Electrification of road vehicle powertrains is currently emerging as a global trend in automotive industry. This transformation does not affect powertrain systems solely, yet it entails revolutions in the remaining vehicular elements as well. In this framework, new research trends have recently arisen in the field of braking concerning the optimal control of regenerative braking and the optimal re-sizing of hydraulic systems for electrified vehicles. Despite the first topic is being adequately assessed in literature, few works have been presented regarding the optimal design of hydraulic brake systems for electrified road vehicles. Nevertheless, thanks to the regenerative braking torque provided by the electrical powertrain, remarkable opportunities are offered to downsize the components of current hydraulic brake systems and allow them operating at enhanced efficiency.

The authors of this paper have recently proposed an optimization framework for hydraulic brake systems of conventional (i.e. non electrified) road vehicles. Safety homologation standards were evaluated from EU regulations and implemented as design constraints. Then, optimization criteria were set in identifying optimal brake system layouts for different vehicle parameters. Design parameters included the master cylinder diameter and stroke, the vacuum booster diameter, the amount of wheel cylinders for both front and rear brakes and their diameters.

This paper aims at extending the developed optimization methodology to hydraulic brake systems for electrified vehicles. Particularly, particle swarm optimization (PSO) is adopted here as exploration algorithm for the design space. Then, several numerical simulations are performed for each retained sizing candidate by implementing a complete vehicle model in Amesim® software. The performance of hydraulic brake system sizing candidates can be thus assessed by simulating time-based braking maneuvers from safety standards for both fully loaded and lightly loaded vehicle conditions. Finally, the optimal layout can be determined by minimizing a size function for the overall hydraulic brake system.

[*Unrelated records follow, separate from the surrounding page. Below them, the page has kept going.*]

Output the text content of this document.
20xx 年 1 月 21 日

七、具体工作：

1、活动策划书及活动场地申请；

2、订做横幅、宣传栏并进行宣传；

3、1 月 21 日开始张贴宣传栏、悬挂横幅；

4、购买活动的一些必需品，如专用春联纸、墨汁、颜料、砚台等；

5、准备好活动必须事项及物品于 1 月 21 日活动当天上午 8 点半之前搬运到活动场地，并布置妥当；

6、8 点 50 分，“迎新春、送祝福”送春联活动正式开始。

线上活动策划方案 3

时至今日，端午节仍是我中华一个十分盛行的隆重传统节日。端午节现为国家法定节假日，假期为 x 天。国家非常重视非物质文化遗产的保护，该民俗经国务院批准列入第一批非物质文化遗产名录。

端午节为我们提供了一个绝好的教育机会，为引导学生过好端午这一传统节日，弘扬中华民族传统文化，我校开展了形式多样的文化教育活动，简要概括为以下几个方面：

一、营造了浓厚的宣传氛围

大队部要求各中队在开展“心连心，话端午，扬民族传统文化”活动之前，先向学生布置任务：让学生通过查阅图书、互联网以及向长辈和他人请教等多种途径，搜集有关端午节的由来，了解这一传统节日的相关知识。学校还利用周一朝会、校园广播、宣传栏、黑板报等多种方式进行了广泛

A comparison is performed between two case studies considering a pure electric powertrain and a conventional internal combustion engine powertrain for the same vehicle body. Results demonstrate that, in the case of an electrified powertrain, the hydraulic brake system can be effectively downsized in order to reduce weight and cost. The proposed sizing methodology could thus potentially find implementation in computer-aided engineering (CAE) tools for designing the future hydraulic brake systems for electrified road vehicles.